Although the Third Circuit affirmed Westfield’s duty to defend Ramara, the court upheld Pennsylvania’s strict construction of the “four corners” rule and did not expand or modify an insurer’s obligations under the rule. However, it also explained that an insurer (or a court) should not ignore the practical effects of the Act on pleadings when applying that rule. The court held that: “[W]here the … Act is relevant to a coverage determination, insurers (and the courts that review their determinations) must interpret the allegations of an underlying complaint recognizing that the plaintiff’s attorney in the underlying action drafted the complaint taking the existence of the Act into account. In this way, the Act operates as an interpretive constraint, making it more difficult for insurers to claim that the allegations of an underlying complaint fall patently outside the scope of coverage.” Id. at 36-37.
The take-away from Ramara is that when applying the “four corners” rule, an insurer should not ignore the existence of obvious facts not included in a complaint that might trigger coverage if there is a logical reason, such as an employer’s immunity for tort liability afforded under workers’ compensation statutes.
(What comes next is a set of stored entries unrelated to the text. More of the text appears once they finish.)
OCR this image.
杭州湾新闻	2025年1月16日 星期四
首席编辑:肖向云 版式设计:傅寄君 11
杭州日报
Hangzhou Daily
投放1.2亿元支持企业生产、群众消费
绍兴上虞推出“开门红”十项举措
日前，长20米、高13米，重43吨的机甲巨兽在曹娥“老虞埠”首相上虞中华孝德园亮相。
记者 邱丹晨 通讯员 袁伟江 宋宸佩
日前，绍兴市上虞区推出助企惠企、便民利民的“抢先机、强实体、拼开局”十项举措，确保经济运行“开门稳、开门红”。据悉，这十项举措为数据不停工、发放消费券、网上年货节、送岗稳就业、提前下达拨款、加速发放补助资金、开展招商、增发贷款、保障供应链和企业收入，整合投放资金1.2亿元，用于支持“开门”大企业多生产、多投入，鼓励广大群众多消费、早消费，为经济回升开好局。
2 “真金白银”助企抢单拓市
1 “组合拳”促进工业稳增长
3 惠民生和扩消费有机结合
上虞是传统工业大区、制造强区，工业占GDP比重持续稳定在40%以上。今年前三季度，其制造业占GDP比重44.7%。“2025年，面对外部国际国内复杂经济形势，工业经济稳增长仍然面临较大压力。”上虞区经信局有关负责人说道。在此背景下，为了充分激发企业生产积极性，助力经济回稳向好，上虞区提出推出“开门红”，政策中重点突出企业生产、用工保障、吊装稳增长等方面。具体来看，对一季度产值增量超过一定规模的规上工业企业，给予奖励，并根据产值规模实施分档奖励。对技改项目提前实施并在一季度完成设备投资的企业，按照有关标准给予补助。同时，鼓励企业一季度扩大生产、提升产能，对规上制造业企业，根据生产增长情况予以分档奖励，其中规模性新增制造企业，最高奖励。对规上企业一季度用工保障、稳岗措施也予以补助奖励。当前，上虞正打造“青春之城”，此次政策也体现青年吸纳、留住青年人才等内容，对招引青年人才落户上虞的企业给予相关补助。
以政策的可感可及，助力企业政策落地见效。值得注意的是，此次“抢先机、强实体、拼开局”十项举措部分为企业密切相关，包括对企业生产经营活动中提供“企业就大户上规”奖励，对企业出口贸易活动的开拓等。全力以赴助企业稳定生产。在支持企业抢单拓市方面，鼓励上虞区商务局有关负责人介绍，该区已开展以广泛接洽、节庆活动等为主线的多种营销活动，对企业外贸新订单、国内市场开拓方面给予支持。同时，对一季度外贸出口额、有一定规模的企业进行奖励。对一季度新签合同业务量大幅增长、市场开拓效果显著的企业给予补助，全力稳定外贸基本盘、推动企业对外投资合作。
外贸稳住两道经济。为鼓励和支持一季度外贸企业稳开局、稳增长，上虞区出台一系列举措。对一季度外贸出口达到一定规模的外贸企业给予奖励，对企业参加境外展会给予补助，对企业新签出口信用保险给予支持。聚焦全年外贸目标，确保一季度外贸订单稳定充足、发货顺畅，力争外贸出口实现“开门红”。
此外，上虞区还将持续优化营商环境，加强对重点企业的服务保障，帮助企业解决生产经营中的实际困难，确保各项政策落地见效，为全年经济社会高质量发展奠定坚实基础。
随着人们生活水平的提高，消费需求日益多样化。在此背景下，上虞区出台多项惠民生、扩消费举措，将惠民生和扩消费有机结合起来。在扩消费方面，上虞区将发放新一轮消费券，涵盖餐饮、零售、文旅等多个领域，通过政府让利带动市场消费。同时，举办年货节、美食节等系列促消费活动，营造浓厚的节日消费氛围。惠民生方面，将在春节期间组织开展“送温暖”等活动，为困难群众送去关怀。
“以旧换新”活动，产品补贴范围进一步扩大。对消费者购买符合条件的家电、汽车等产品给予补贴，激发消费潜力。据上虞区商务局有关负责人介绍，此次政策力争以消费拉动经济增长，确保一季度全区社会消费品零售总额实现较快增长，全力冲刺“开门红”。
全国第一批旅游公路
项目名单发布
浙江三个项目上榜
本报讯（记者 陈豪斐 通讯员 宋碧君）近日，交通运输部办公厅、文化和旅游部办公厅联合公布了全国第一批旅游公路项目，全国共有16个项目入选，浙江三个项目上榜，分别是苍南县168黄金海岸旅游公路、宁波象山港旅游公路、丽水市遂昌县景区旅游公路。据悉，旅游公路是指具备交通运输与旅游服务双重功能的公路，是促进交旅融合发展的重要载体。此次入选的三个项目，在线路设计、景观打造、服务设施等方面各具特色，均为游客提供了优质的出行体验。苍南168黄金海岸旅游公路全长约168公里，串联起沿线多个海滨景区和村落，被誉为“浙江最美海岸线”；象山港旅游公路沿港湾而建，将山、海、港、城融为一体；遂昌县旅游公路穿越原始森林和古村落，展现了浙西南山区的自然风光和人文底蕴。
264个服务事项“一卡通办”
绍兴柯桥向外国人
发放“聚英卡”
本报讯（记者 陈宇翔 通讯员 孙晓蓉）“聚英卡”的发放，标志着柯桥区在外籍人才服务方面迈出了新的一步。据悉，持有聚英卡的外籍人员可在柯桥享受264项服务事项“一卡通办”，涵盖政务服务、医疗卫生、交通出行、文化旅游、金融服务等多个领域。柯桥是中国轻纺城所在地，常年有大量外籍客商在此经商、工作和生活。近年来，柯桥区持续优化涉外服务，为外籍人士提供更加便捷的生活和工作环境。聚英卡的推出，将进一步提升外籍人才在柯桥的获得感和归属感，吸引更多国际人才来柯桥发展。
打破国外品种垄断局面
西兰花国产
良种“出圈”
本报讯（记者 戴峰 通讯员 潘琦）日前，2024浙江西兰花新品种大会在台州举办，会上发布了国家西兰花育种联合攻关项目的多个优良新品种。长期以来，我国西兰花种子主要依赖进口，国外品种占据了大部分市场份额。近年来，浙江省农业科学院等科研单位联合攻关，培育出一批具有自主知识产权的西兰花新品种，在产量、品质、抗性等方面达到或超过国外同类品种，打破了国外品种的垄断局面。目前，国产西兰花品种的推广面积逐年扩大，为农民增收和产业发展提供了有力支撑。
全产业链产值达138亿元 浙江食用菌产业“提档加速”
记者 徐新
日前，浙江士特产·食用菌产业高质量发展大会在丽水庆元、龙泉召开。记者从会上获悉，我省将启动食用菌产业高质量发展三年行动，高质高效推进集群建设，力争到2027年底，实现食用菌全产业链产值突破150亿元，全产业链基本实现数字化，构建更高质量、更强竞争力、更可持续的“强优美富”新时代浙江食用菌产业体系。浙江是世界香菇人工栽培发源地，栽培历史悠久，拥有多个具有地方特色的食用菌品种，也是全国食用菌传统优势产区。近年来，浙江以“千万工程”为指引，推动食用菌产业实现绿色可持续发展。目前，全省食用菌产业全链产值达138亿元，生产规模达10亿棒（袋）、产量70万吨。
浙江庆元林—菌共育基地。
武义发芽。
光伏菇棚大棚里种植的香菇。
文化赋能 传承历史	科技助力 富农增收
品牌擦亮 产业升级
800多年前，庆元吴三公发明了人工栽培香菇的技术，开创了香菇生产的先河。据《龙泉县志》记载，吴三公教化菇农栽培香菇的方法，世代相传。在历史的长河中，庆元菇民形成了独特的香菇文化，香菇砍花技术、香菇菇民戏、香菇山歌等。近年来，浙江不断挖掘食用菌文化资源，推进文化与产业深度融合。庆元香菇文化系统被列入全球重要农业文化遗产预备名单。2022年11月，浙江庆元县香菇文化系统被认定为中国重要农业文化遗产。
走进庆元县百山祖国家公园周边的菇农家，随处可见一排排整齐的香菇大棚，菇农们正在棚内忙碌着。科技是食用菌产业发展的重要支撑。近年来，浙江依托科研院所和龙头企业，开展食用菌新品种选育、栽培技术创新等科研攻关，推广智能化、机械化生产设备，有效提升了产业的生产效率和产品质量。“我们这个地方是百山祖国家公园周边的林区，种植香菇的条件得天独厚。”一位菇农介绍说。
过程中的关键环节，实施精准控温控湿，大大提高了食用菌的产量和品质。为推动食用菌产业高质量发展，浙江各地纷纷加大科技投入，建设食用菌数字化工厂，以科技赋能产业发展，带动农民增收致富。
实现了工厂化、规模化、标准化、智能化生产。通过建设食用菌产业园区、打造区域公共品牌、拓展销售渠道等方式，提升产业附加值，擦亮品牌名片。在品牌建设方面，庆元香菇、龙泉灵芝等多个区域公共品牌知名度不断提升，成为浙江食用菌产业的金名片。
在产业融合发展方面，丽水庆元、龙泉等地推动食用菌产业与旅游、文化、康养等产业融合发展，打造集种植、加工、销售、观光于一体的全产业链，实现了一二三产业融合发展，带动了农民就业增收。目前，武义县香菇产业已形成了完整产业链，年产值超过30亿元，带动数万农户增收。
Even so, the court took pains to state that “We are not suggesting that insurers have a duty to make investigations to find facts or information beyond those set forth in the complaint in order to find a basis for triggering coverage.” Id., at 36, n.12. Thus, the court’s rationale should be seen as limited to very obvious facts that may not be contained in a pleading, such as the effect of the relevant statute here.